Since 2010, much of Scherm's efforts have been devoted to administrative duties for his college and department. He served as the assistant dean for research in the College of Agricultural & Environmental Sciences between 2010 and 2017, and as the head of the Department of Plant Pathology since July 2016. Under his leadership as department head, 11 new faculty members have been added and the number of graduate students has reached an all-time high of 53, as of fall semester 2019. The UGA Department of Plant Pathology is now recognized internationally for its comprehensive and integrative research and outreach portfolio, spanning basic, translational, and applied programs. Scherm continues to collaborate in the area of fruit crop pathology on disease problems such as downy mildew of grape and orange cane blotch of blackberry, which has resulted in his co-authorship of 10 journal articles in 2019 alone.

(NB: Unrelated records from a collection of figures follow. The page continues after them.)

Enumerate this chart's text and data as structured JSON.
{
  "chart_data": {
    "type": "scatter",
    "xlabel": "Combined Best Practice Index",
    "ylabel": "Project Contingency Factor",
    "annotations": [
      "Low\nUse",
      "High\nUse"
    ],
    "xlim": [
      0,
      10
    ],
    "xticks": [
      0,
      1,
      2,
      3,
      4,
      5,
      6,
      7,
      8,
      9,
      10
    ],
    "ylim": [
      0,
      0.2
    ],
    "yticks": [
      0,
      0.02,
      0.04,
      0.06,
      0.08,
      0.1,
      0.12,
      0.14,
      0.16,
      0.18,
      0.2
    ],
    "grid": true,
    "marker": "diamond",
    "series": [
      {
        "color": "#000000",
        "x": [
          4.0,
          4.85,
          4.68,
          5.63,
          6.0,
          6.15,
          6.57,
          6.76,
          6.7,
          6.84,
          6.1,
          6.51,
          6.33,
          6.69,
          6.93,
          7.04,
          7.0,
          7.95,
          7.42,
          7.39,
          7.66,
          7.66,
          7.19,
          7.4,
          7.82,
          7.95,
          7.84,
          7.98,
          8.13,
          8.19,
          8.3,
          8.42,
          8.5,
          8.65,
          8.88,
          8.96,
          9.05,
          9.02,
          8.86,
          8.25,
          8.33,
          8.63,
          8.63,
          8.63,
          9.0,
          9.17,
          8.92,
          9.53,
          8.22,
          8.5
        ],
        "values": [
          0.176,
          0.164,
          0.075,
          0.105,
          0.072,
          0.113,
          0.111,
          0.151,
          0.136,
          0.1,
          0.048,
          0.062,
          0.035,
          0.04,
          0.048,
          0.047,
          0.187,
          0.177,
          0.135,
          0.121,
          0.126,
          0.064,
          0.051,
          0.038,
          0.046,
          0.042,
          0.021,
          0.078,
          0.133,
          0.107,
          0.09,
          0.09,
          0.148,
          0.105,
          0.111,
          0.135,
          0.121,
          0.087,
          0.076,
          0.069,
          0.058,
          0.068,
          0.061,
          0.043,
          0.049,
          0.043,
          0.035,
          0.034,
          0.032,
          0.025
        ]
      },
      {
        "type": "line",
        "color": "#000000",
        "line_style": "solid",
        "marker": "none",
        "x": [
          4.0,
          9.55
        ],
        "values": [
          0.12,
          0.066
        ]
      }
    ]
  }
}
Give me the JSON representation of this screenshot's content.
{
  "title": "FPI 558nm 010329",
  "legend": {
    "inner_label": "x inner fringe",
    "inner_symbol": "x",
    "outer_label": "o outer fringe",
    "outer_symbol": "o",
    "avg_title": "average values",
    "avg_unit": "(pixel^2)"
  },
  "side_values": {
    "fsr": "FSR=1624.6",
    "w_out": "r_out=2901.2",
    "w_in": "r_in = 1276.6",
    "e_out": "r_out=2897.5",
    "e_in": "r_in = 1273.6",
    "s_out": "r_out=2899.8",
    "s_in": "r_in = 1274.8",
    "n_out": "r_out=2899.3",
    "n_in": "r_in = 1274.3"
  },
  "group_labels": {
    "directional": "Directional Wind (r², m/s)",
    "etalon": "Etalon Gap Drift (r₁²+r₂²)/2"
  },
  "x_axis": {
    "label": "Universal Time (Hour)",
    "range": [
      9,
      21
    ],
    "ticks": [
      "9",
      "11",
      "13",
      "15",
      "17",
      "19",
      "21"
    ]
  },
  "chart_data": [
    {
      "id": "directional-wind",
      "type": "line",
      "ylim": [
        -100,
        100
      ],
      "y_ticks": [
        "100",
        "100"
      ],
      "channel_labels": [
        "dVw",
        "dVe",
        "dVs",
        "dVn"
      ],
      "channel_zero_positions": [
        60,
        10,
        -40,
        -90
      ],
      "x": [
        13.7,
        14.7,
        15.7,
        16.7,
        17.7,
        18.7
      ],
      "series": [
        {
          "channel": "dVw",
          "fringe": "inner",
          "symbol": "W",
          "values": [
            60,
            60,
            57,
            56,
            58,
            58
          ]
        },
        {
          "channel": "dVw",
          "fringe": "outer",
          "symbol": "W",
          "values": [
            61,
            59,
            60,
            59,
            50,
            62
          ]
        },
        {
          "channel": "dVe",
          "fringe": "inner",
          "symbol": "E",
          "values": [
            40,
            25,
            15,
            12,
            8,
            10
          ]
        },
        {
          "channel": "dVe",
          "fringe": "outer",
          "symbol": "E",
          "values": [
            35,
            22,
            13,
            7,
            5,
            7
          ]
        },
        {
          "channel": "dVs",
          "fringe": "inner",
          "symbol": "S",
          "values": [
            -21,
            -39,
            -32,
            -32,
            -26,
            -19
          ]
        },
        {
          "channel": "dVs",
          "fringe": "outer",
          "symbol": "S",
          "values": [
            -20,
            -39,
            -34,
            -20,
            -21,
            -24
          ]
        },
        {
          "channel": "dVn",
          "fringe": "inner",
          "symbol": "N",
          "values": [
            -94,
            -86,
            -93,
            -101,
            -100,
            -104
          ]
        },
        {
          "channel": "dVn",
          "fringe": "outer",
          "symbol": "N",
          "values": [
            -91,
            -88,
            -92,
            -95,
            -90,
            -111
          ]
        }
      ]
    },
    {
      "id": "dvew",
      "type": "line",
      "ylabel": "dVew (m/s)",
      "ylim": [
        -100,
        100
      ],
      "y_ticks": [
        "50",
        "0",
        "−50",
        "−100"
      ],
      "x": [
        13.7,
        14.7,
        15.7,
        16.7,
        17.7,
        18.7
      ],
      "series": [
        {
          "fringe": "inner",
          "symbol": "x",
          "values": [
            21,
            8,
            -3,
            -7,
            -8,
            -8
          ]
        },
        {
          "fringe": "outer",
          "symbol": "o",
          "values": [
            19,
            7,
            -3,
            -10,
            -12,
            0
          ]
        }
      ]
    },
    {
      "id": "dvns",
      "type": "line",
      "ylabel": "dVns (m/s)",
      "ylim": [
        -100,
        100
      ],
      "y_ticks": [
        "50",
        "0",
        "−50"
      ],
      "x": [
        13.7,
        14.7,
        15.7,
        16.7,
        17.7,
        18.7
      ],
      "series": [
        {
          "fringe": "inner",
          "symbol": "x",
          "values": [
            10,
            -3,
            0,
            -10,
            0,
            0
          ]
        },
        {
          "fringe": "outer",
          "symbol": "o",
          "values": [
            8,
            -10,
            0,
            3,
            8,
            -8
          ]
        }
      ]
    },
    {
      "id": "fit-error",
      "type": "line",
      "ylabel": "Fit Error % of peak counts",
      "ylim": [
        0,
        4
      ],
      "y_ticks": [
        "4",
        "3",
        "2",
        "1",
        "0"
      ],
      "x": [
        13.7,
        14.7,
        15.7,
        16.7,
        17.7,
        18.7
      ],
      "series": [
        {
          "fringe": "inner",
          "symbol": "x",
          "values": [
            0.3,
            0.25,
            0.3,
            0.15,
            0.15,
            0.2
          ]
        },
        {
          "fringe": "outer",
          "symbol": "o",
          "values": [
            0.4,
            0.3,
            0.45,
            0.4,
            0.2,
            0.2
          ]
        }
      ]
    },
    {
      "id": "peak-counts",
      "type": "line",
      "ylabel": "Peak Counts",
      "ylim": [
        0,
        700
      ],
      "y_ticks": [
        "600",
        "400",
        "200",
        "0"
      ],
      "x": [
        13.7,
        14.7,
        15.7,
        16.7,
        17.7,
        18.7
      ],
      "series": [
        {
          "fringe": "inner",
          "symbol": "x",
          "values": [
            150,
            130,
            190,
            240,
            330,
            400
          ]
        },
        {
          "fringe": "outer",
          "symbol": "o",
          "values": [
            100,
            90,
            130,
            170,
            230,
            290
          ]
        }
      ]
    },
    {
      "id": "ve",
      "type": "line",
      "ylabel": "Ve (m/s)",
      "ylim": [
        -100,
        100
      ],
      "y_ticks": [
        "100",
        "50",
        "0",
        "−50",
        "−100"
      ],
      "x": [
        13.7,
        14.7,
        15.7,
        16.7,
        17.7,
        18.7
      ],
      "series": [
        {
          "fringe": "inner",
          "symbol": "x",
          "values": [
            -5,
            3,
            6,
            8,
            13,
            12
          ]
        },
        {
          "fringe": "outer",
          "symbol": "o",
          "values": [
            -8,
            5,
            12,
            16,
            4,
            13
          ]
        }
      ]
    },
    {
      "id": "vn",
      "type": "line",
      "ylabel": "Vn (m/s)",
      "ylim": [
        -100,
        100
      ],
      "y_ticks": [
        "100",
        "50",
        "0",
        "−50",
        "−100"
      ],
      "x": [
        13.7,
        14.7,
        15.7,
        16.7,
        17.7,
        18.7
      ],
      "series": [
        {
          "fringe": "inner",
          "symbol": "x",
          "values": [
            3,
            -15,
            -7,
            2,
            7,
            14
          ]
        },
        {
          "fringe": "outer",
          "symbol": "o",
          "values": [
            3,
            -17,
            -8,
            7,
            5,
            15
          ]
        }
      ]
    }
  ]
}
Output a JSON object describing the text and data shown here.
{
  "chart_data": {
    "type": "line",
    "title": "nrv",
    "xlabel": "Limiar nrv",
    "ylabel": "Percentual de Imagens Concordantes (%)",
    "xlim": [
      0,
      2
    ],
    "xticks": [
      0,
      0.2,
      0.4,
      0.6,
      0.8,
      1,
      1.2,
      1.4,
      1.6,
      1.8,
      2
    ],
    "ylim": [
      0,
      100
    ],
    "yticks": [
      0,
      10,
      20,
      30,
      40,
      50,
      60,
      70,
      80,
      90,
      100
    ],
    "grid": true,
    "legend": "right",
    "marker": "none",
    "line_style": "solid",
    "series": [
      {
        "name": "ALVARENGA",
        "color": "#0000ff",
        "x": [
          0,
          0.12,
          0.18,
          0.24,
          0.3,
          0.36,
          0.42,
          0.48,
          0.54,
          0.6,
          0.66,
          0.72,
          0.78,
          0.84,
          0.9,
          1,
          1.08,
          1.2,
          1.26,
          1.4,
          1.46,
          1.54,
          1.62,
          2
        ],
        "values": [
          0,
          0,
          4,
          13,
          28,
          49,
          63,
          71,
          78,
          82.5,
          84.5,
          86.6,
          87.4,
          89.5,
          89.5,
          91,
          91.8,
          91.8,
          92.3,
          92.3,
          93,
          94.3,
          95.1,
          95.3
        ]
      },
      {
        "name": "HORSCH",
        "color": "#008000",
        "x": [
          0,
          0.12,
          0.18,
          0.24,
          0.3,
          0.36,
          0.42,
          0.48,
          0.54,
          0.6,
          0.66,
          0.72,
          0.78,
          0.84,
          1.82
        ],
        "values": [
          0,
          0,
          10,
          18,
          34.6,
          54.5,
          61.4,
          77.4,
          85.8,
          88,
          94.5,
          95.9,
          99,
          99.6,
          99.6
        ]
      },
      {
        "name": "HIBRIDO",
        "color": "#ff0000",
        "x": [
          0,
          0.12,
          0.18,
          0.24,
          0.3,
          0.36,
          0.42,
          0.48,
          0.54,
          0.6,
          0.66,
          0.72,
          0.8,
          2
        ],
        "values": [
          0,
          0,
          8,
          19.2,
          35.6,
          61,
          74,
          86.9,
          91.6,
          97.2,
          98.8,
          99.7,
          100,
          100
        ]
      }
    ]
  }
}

Scherm has tirelessly and enthusiastically provided service and leadership to the plant pathology community and to APS. He has been a career-long member of the APS Epidemiology Committee, which he chaired in 1997-98. In addition, he served on seven other APS-standing or ad-hoc committees and is currently a member of the APS Journals Task Force. He has been on 15 grant panels and has reviewed grant proposals for 17 different funding agencies and manuscripts for 92 different journals and publishers, ranging from Acta Horticulturae to World Mycotoxin Journal. He has served in editorial roles for five academic journals, including Plant Disease (associate editor) and Phytopathology (associate and senior editor). In January 2018, he accepted the position of editor-in-chief of APS flagship journal Phytopathology. His editorial board has overseen a record number of submissions (497 in 2018) and an all-time high of journal pages published per year (more than 2,000 pages by the end of 2019), all while significantly reducing time to first decision (now consistently less than 30 days), an important component of author satisfaction.